The Cathedral, Lincoln
- About the work
About the artist
Charles Wickes was born in Charlton, Kent; the son of a merchant. The family moved to Cambridgeshire and then to Leicester, where Wickes trained as an architect before entering into partnership with William Flint. They were responsible for work to King’s Norton Church (1850) and the Corn Exchange (1850) in Leicester, before the partnership was dissolved in 1853. Wickes drew ‘Illustrations of the Spires and Towers of the Medieval Churches’ (published 1854-55) and wrote ‘Memorials of English Medieval Churches’ (1857) and ‘Villa Architecture’ (1859-62). However, by 1863 he was wanted for having fraudulently withdrawn some £1,800 using a forged cheque book. He served 15 years at Millbank Prison, Pimlico, and Parkhurst, on the Isle of Wight.

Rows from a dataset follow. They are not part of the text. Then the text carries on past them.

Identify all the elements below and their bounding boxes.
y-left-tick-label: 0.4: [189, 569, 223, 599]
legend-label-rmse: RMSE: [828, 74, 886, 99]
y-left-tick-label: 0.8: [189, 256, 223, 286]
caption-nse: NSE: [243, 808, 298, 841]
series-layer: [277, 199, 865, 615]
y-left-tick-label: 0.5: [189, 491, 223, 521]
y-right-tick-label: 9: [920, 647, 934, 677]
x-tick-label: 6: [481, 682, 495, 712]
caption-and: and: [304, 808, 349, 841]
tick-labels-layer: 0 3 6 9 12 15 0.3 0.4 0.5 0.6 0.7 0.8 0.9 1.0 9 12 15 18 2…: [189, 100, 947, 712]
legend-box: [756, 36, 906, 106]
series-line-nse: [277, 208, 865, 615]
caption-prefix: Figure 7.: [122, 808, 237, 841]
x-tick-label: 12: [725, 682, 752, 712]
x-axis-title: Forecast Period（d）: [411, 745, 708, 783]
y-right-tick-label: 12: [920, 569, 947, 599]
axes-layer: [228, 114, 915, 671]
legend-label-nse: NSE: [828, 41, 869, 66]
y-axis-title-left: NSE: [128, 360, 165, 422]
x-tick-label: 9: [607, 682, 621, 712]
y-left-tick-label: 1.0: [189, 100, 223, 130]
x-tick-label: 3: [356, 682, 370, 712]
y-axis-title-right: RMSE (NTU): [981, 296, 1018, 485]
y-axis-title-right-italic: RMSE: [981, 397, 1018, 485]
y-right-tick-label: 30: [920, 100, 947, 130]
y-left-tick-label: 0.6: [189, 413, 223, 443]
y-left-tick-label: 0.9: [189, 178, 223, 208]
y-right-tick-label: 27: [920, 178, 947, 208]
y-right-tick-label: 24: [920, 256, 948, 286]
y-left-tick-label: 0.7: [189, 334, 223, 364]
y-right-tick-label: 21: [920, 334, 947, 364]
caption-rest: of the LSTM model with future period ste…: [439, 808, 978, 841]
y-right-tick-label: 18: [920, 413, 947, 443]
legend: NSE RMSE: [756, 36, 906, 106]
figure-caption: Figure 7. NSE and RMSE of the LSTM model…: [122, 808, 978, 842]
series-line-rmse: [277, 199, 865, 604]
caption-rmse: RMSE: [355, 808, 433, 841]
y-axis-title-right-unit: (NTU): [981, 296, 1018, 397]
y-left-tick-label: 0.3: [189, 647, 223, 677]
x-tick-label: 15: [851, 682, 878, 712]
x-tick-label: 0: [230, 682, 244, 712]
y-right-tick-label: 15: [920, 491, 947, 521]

Lithographer and photographer Francis Bedford was born in London; the son of an architect. From his late teens he exhibited drawings of architectural subjects at the Royal Academy (1833-49) and, through his early career, illustrated publications on ecclesiastical architecture. He was later employed by Day and Sons to transfer drawings onto lithographic stones for printing. With a team of assistants, he completed the 100 plates for Owen Jones’s ‘Grammar of Ornament’ (1856). From c.1853 Bedford took up photography. Queen Victoria and Prince Albert later bought and commissioned examples of his photography work. Bedford served as the vice-president of the Photographic Society in 1861 and in 1878. He died at home in Islington, at the age of 78.